The question has come up several times due to the rise of file-sharing sites for school and lecture notes in Australia. You may hear some people or institutions say that it is illegal considering that you are sharing copyrighted material owned by the teacher or the school.
Admittedly, there is a grey area here, which explains the confusion. To their credit, these Australian websites have instituted a mechanism to make sure that the ownership of the notes won’t be called into question.
Avoiding Plagiarised Content
If a student uploads their notes on websites, such as Thinkswap, for instance, the papers undergo a series of evaluations and assessments. For one, they would be examined for plagiarised content.
So, if you only copy the notes verbatim from the board or PowerPoint presentation from your teacher, chances are, the website will reject the content you submitted. This is where the grey area comes in. If you copied the lecture note, those are the intellectual properties of the teacher. You need to ask permission before you can share it with others, especially for commercial purposes.

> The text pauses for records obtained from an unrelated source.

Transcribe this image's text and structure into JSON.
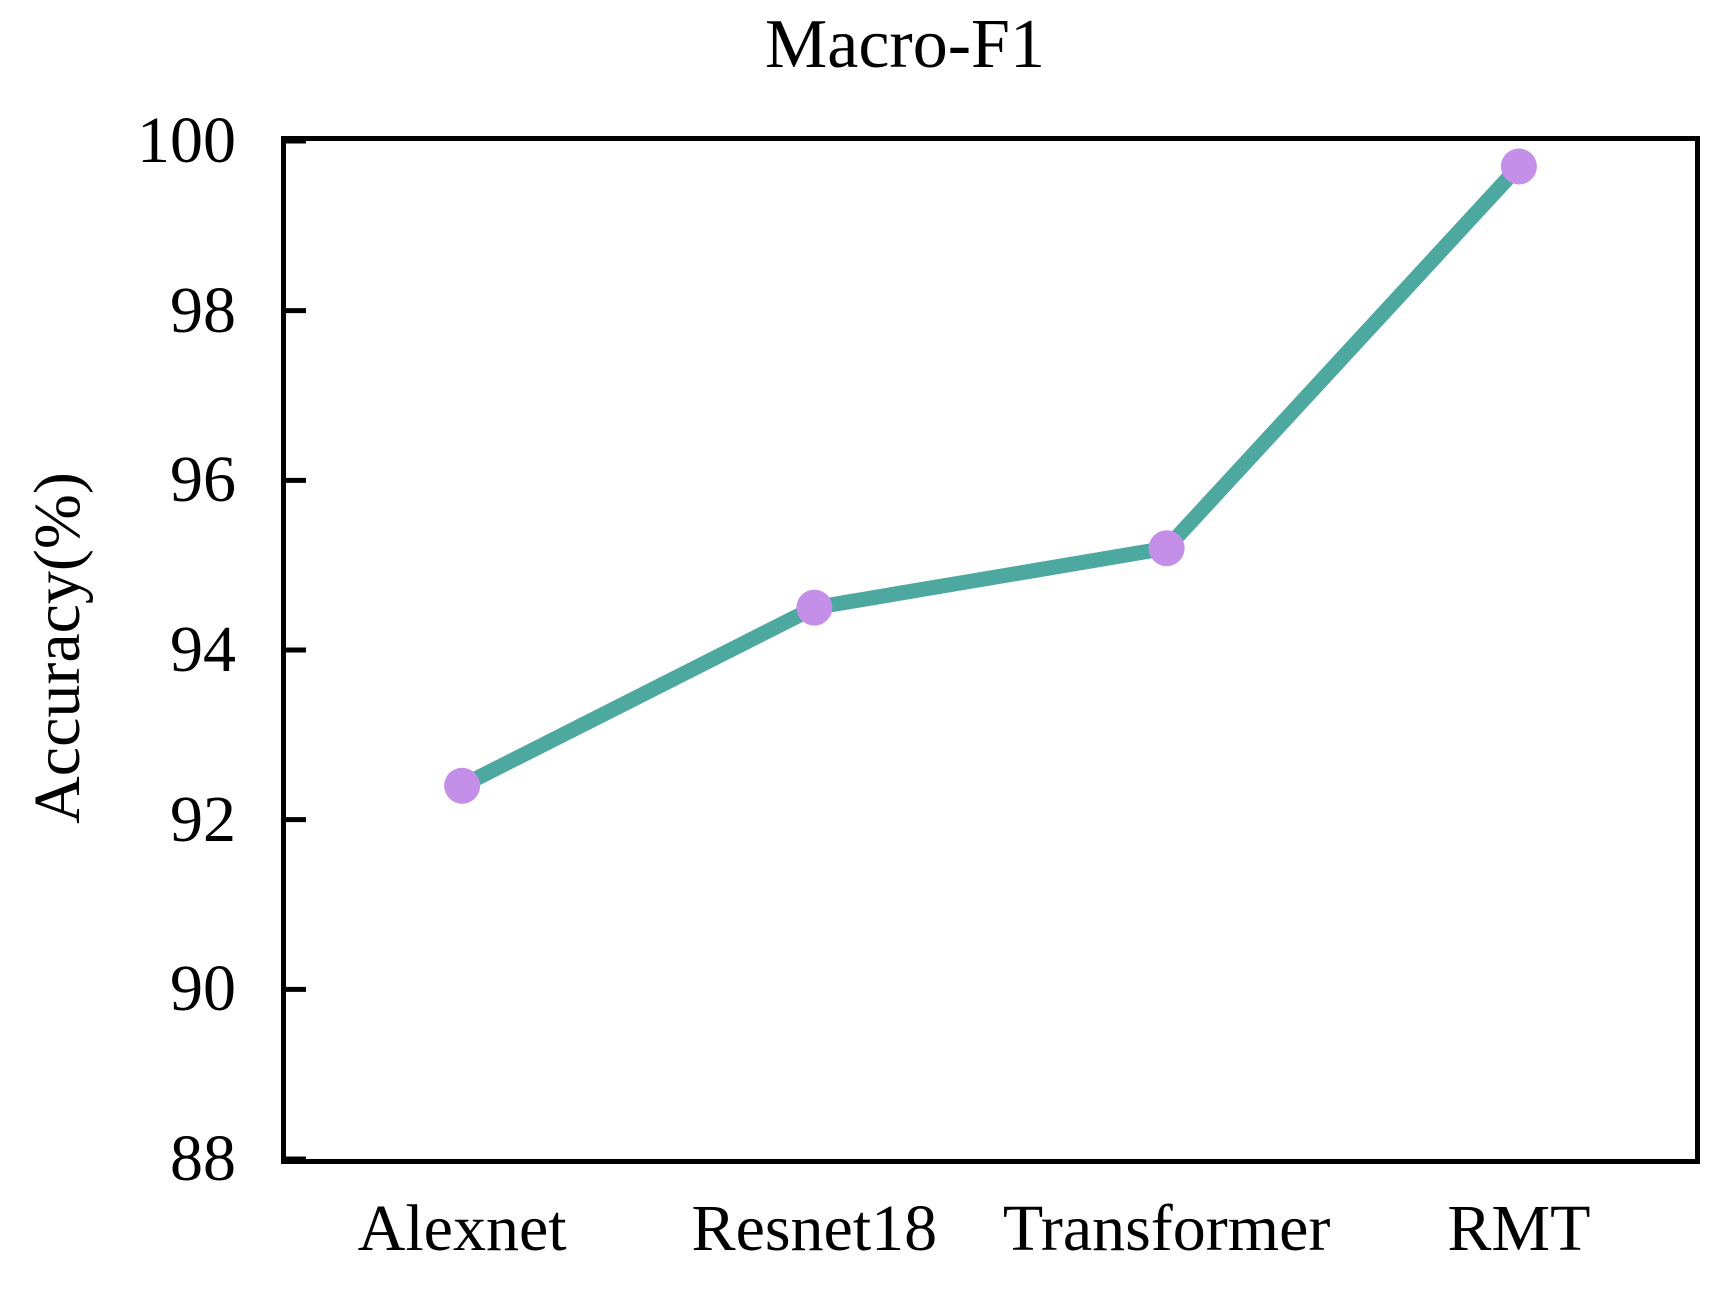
{
  "chart_data": {
    "type": "line",
    "title": "Macro-F1",
    "xlabel": "",
    "ylabel": "Accuracy(%)",
    "categories": [
      "Alexnet",
      "Resnet18",
      "Transformer",
      "RMT"
    ],
    "series": [
      {
        "name": "Macro-F1",
        "values": [
          92.4,
          94.5,
          95.2,
          99.7
        ]
      }
    ],
    "ylim": [
      88,
      100
    ],
    "yticks": [
      88,
      90,
      92,
      94,
      96,
      98,
      100
    ],
    "grid": false,
    "legend": "none",
    "tick_style": "inward-left-only",
    "colors": {
      "line": "#4da8a0",
      "marker": "#c48fe9",
      "axis": "#000000",
      "text": "#000000",
      "background": "#ffffff"
    },
    "line_width": 15,
    "marker_radius": 18,
    "tick_length": 20,
    "tick_width": 5
  }
}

In the same vein, if you copied the research and reading materials assigned to you by the instructor, you will encounter the same legal roadblock. What most people are not aware of is the high rejection rate of these note file-sharing sites. Most of the notes uploaded will be rejected since they first need to pass the rigorous evaluation by the website experts.
Evaluating the Content
Once you upload your school notes on sites like Thinkswap, evaluators will immediately get down to work. They will vet your content, check the facts, cross-check them with the website’s large library of notes, and then run them through a proprietary plagiarism app to make sure that you are not only copying information from somewhere.
Of course, part of the evaluation would be the handwriting. So, those with very legible or beautiful longhand would have a high chance of being accepted. The reason for this is that the website does not want context and meaning to be lost in the translation because the words are hard to read. Besides, how can your notes sell if nobody understands them?
You do not copy the source material word for word. You are going to be flagged by the anti-plagiarism app anyway, an infraction that will merit an automatic rejection.
What they are looking for are notes that are 90% your own words, along with your own research on top of the lecture by the instructor. If you write in short-hand, make sure there are margins and explanatory notes to provide context. It is preferable that you have footnotes citing the source material. It gives students who download your content the luxury to explore the materials on their own.
When you do that, you own the intellectual property of your notes, which means you can sell them on file-sharing websites without any problem.
These file-sharing sites have become a platform to help students struggling with their courses. And your notes will allow them to see the subject from another perspective. But make sure you follow the above tips, so your notes have a high chance of getting accepted and, more importantly, downloaded by interested students.